Outside Legal Support of Procurement and Contracting As a Managed Service
For several years, white has been the most popular color for new cars, attracting 35 percent of purchases worldwide. Other popular choices include black, gray, silver, and red. Industry observers say that our choice of car color reflects the condition of the economy, our concerns with possible resale, and a number of other purely personal factors. No matter what hue you select, however, there’s a good chance that the paint on your car was manufactured by Axalta Coating Systems in Philadelphia. The company, a carve-out from DuPont completed in February 2013, makes colorful paints for the world’s largest vehicle manufacturers and other coatings for industrial customers. Raw materials are sourced from all over the world for use in Axalta’s 36 manufacturing facilities on six continents. As a result, Axalta’s procurement contracting business is significant. The carve-out meant that the legal department was reinventing itself while building a legal function that would not only manage contracts in transition but position itself to ensure sound procurement practices for the now-independent company in the years ahead.
Mara Williams, Michael Finn, Mark Dugan
“All supplier-based contracts and services were coming through the procurement organization at a crazy volume,” says Mara Williams, assistant general counsel. “As we were setting up the new organization, we wanted to break away from the cumbersome contract templates and legacy sourcing practices of DuPont. We needed processes and templates that did not exist, and leveraged the opportunity of the clean slate.”
New General Counsel Michael Finn, who came to Axalta from General Dynamics and had some previous experience with value initiatives, wanted to build the new legal department as a value-based operation, giving proactive legal advice. “I had run contracts in other prior roles, and have spoken to other general counsel,” he says. “It seems easier to manage procurement contracts by exception, so lawyers only become involved when absolutely necessary.”
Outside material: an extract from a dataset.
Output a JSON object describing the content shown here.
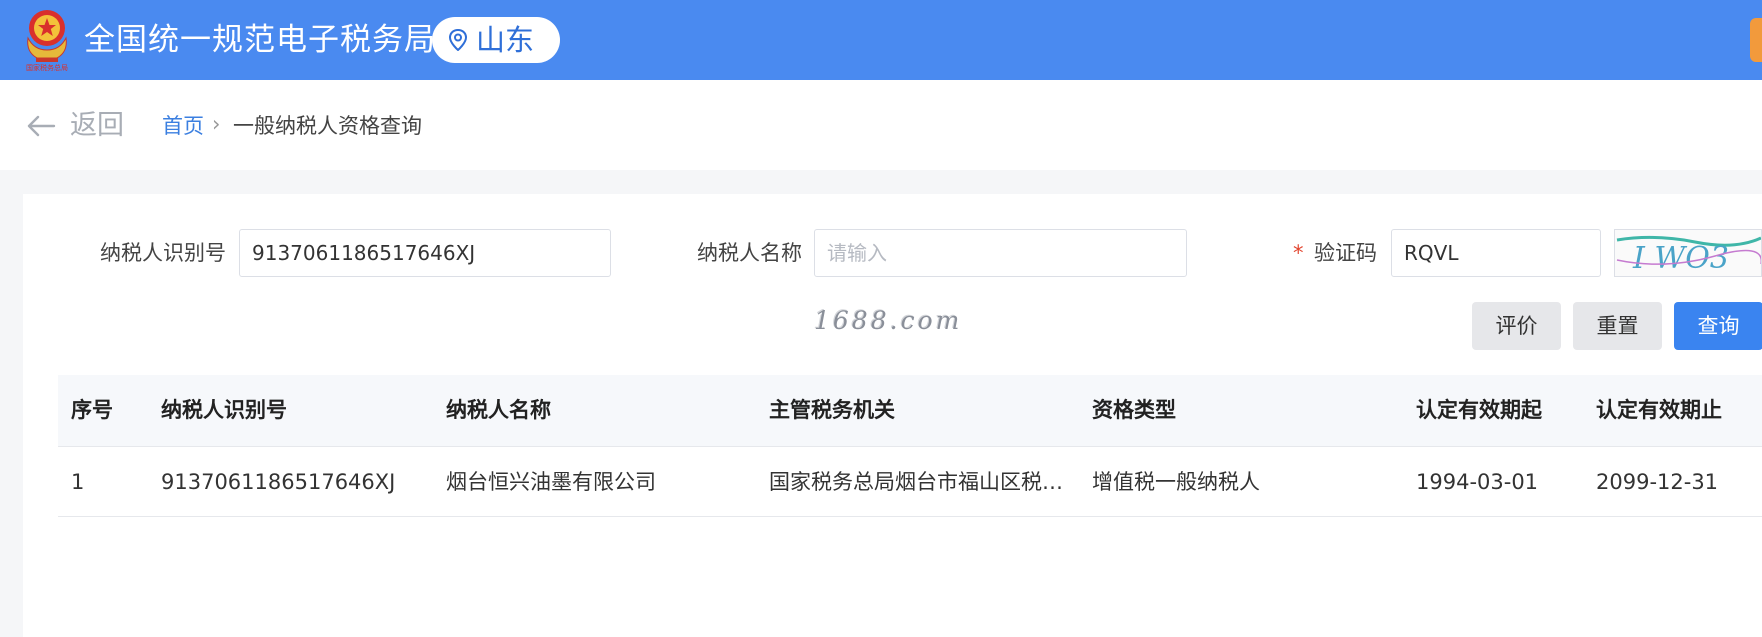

Axalta partnered with the sourcing practice group at Hunton & Williams LLP on a fixed-fee basis to create a more effective contracting system focusing on value, performance, and efficiency. The team’s goal was to develop a new set of procurement templates, each paired with a set of procedures guiding their use and negotiation. They collaborated to develop a collective view of unique commercial aspects and risk tolerance of the business, then drafted agreements that balanced the need for efficient negotiations with protecting Axalta’s interests.
“We tried to achieve autonomy for the contract professionals. Hunton & Williams ensured calibration to a fair spot in the documents, especially across multiple industries,” says Finn.
The timeframe was tight—three months—and there was a dearth of slick technology to leverage in service of the project. “We had to get off the DuPont IT network. That alone was a huge undertaking. In the meantime, we had no way to buy software and nowhere we could have put it,” says Finn.
The team created a cohesive suite of 13 new templates, each tailored to reflect Axalta’s distinctive commercial practices, and customized for local language, practice, and legal requirements. Each template is paired with a playbook that explains the circumstances for using each form, how to use it, and how to use the playbook in negotiations.
“It’s rare for a company to re-do its entire way of buying,” says Randall Parks, partner at Hunton & Williams. “The innovation is in the scale of this project and the legal team’s ability to rethink how Legal engaged a large swath of its business.”
Each playbook includes a chart detailing each contractual provision, an explanation of the provision, and alternative and fallback provisions that procurement professionals are authorized to use in negotiating the contract. Williams and then Axalta Associate General Counsel Mark Dugan conducted 15 to 20 web-based training sessions; Hunton & Williams offers continued phone support. “We really wanted the procurement team to negotiate contracts, and to understand them,” says Williams. The training sessions were recorded and are now a standard part of the onboarding process for people new to the procurement department.
Hunton & Williams was the perfect choice for the project, says Finn. “We talked to a number of firms about our goals. Hunton has always embraced alternative fee arrangements and worked at the sharp end of the spear. They understood what we were trying to do.”
“It was a great opportunity to help our client lower their costs and their risks,” says Parks. “Although procurement is often a legal backwater, it carries a fair amount of risk. It needs to be managed better.”
The Axalta procurement department now independently negotiates more than 500 contracts annually, worth roughly $2 billion. Its members process 62 percent of contracts without engaging the legal department; the goal is 80 percent. Average legal review time has been cut in half, and annual spend for commercial contract review by outside counsel has dropped 80 percent.
For other general counsel contemplating similar initiatives, Finn advises, “Don’t be deterred by the size of the task. Keep it simple.” He notes also, “We wanted to drive to the future. This is only step 1 of our evolution.”